This Friday evening, shortly before 7 p.m., family, friends and supporters started to assemble outside the heavily, but discretely, fortified Slough Police Station to hold their second peaceful vigil in memory of 57 year old Philmore Mills who died in police custody at Wexham Park Hospital.
At the start of the vigil, a large police riot van, with a metal grill suspended above its front window screen, was clearly visible along the side road, Chalvey Park. It was parked facing the vigil - a 5 second journey away.
Some of the mourners said the riot van's presence was
intimidation. Among the West Indian population and some of their descendants,
especially males, there is genuine unease about the police's behaviour over many
When the vigil began, Philmore's eldest daughter Rachel Gumbs and Philmore's wife were inside the police station talking to the Slough Local Police Area (LPA) commander superintendent Richard Humphrey. They had also met earlier in the afternoon. Mr Humphrey offered the family use of the toilets and the staff canteen (which some of us know is machine service only after about 15:00).
Philmore Mills' death happened around 2 a.m. in Wexham Park's hospital's ward 9 also know as a High Dependency ward. Mr Mills was a hospital in-patient recovering from severe pneumonia. He needed 40% oxygen to breath and was in a frail condition.
Thames Valley Police officers forced Mr Mills on to the floor, face down, knelt or sat on his back while handcuffing the ill patient's hands behind his back. A police source has since stated Mr Mills was not wanted by the police and was not a terrorist suspect. In fact he was a harmless 57 year old man with no energy to hurt a fly.
When the police attack on the innocent hospital patient finished, someone noticed the police's victim was not breathing but it was too late. Philmore Mills was dead.
The family want answers about Philmore Mills' death but when English police investigate English police, the public's natural expectation of fairness, equality and justice appear ignored and forgotten by the authorities.

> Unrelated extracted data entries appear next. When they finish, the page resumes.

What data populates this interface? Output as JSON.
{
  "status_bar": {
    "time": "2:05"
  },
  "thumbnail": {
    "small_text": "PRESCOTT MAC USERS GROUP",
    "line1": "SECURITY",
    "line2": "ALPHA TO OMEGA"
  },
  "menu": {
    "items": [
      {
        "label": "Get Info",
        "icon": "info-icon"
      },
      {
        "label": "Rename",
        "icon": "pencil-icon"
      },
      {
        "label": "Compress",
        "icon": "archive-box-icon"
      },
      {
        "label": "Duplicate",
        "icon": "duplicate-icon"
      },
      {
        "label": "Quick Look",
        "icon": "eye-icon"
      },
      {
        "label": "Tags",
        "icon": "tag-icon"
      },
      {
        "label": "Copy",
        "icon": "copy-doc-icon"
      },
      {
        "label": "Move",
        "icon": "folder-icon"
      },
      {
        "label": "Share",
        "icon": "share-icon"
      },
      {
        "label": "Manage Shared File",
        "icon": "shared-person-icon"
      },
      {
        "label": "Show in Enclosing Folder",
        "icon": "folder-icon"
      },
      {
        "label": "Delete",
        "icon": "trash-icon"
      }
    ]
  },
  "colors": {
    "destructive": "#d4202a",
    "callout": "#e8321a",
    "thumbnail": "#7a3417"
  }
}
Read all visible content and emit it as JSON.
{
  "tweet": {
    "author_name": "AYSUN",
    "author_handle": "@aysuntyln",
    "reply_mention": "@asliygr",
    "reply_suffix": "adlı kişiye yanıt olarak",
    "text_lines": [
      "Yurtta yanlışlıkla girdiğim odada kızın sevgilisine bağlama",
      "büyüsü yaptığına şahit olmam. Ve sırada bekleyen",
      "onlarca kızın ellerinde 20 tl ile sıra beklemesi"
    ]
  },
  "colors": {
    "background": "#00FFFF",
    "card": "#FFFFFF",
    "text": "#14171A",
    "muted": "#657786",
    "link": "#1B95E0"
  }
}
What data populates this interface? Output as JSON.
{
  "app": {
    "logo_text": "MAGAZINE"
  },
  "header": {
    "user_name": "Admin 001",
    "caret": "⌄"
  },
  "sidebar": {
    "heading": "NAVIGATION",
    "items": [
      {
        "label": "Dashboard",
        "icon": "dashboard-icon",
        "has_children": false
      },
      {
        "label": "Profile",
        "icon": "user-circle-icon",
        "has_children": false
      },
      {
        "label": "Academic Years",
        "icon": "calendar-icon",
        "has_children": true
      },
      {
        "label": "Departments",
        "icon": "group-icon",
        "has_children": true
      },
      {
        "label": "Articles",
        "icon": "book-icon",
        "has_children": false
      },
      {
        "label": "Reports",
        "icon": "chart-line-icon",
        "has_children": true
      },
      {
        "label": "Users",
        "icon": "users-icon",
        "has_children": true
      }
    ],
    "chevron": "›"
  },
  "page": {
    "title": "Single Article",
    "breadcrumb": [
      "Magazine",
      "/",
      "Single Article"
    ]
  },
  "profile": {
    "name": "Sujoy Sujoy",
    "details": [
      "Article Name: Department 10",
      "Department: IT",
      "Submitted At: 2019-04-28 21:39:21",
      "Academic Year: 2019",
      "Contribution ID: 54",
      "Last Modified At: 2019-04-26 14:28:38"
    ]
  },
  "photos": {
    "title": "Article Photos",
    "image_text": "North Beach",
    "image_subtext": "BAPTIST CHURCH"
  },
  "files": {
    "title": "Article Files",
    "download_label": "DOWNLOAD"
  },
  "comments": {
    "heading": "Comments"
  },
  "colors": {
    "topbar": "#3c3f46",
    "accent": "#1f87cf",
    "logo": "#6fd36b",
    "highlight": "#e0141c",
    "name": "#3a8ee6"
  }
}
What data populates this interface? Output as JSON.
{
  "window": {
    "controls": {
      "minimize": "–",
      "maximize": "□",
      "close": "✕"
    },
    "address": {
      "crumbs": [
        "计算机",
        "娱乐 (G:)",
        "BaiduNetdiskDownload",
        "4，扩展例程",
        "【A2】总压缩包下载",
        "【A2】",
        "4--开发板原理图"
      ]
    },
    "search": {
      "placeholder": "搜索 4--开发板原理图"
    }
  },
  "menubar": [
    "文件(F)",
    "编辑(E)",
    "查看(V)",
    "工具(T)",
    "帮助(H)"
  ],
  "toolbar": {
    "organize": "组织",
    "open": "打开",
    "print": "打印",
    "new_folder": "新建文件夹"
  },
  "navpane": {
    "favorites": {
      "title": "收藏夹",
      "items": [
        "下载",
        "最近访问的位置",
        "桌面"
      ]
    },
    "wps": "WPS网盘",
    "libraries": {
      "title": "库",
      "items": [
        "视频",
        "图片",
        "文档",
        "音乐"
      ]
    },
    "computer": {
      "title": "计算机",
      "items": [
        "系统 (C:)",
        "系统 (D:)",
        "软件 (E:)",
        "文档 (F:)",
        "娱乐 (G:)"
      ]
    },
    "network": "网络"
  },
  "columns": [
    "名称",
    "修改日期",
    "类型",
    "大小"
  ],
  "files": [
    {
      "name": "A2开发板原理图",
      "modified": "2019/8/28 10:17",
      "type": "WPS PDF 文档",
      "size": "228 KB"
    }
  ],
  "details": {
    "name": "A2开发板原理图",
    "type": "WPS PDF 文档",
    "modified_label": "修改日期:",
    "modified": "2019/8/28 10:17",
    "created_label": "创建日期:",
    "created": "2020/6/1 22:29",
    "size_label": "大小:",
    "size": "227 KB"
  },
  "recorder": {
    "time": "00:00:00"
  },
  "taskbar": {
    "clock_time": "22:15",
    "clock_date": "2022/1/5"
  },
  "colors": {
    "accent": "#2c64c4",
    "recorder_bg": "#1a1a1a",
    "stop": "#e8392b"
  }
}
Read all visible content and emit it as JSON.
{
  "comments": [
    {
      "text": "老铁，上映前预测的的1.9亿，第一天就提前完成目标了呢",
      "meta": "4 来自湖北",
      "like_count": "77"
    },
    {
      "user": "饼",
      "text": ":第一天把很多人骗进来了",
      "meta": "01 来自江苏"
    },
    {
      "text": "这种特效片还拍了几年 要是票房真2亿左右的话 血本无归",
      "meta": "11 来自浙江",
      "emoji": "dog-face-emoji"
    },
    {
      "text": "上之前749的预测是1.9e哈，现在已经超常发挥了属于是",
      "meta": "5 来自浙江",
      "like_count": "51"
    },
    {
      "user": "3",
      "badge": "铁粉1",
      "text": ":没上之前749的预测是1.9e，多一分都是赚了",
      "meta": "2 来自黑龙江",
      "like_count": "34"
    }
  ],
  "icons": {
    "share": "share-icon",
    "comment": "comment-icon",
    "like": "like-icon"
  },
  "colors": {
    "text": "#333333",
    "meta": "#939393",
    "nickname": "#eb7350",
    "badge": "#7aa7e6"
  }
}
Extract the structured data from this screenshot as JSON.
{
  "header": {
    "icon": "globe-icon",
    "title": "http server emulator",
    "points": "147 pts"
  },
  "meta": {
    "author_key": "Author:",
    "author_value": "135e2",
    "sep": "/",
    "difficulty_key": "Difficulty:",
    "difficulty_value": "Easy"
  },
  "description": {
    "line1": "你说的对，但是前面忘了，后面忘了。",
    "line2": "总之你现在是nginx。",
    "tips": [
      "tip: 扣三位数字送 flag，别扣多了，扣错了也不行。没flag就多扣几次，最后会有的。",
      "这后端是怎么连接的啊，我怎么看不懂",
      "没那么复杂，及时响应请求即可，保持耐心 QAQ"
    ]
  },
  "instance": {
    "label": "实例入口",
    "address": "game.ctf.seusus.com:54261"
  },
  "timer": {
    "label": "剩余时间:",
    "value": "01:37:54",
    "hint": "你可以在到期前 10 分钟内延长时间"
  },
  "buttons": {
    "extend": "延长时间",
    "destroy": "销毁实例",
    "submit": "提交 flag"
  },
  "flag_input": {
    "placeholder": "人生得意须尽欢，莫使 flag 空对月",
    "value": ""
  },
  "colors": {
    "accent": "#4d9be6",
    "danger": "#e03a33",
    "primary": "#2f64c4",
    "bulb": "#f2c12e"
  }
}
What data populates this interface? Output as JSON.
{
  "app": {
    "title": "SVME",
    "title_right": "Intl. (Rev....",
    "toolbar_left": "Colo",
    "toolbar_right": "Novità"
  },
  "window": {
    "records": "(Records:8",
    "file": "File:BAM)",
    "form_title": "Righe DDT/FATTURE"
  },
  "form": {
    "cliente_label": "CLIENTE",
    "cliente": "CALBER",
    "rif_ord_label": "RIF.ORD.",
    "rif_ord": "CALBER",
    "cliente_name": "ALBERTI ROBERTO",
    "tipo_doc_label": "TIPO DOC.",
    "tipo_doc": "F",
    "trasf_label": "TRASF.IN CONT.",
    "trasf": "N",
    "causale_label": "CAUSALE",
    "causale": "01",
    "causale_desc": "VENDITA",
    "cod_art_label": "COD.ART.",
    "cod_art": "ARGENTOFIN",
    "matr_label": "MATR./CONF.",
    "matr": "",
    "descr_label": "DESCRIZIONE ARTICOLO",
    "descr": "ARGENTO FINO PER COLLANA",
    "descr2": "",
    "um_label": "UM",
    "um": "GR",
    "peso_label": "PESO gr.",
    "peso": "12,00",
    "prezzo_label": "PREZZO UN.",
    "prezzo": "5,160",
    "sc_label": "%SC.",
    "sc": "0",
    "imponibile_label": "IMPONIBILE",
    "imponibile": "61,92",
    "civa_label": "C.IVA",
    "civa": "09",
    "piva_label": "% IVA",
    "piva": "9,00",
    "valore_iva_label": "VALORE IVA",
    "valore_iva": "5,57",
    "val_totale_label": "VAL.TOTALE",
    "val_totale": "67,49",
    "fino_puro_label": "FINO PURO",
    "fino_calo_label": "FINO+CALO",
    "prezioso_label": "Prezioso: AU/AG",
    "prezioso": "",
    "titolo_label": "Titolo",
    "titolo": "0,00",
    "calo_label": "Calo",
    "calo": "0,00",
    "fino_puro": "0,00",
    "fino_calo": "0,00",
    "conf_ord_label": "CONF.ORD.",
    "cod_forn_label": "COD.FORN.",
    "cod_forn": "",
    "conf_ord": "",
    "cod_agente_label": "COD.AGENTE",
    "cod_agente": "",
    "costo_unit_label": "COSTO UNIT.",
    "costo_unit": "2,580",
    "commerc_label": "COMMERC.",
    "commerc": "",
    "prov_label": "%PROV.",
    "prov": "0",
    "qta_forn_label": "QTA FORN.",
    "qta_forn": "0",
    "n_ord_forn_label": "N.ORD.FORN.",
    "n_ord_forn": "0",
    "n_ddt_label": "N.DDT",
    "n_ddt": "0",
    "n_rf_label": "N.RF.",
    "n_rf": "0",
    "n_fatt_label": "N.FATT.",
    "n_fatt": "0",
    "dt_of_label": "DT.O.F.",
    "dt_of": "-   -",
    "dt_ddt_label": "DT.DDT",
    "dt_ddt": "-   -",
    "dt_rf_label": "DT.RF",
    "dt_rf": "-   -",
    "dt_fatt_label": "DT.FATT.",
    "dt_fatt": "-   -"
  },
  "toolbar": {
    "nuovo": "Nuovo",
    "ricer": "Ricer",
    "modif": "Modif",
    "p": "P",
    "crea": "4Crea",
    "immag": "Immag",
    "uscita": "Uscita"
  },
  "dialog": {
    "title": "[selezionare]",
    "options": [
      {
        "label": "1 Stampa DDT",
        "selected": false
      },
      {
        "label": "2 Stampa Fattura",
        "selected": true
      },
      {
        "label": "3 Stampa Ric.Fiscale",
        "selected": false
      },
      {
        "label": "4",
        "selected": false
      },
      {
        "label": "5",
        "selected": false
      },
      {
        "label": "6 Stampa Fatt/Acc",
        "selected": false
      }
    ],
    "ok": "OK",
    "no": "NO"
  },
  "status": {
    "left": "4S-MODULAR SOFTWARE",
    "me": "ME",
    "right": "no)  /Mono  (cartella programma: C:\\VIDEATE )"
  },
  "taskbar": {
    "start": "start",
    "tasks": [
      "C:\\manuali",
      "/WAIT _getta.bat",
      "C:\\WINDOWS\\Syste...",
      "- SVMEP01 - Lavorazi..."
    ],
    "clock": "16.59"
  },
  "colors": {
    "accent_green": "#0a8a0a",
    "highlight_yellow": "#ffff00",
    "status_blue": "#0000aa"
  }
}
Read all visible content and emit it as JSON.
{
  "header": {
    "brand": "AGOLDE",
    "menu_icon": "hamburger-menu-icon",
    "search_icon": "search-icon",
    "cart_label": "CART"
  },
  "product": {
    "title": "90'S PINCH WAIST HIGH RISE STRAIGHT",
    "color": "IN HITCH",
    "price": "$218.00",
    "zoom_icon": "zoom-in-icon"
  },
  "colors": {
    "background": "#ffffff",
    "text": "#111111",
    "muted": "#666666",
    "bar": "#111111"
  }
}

The attendees congregated by a Cedar tree outside the police station on the corner of Windsor Road and Chalvey Park. At the start of the vigil the Slough Times counted more than 63 people including friends acting as stewards.
At 19:15, local Member of Parliament Fiona MacTaggart arrived on her bicycle.
Still astride her bike and wearing her cycling clothing Ms MacTaggart promptly lit a candle.
Ms MacTaggart spoke briefly to a few of the assembled campaigners.
Standing on the pavement outside the police station, Ms MacTaggart delivered this short 1 minute and 16 seconds speech:-
Thank you, all of you, who are here tonight.
I just came down here and I won't be able to stay very long. I'm sorry
I'm going to a rather more celebratory event to congratulate Lydia Simmons
the first black mayor of Slough on her '?????' today.
So, so you have, ......
Stuart said we have something to celebrate as well as things to mourn.
But today I think people are here not just to mourn but they are also here to
ask for justice and to make sure that the investigation of the police and the
investigation of the hospital and the investigation of all the events around
Philmore Mills' death show us what actually happened and bring justice to this
bereaved family because I know that until you know the truth you can't grieve
So this is actually very simple what we are asking for. We are asking to know
the truth, to have justice and to let a family grieve.
Then waving goodbye Ms MacTaggart peddled away into the darkness.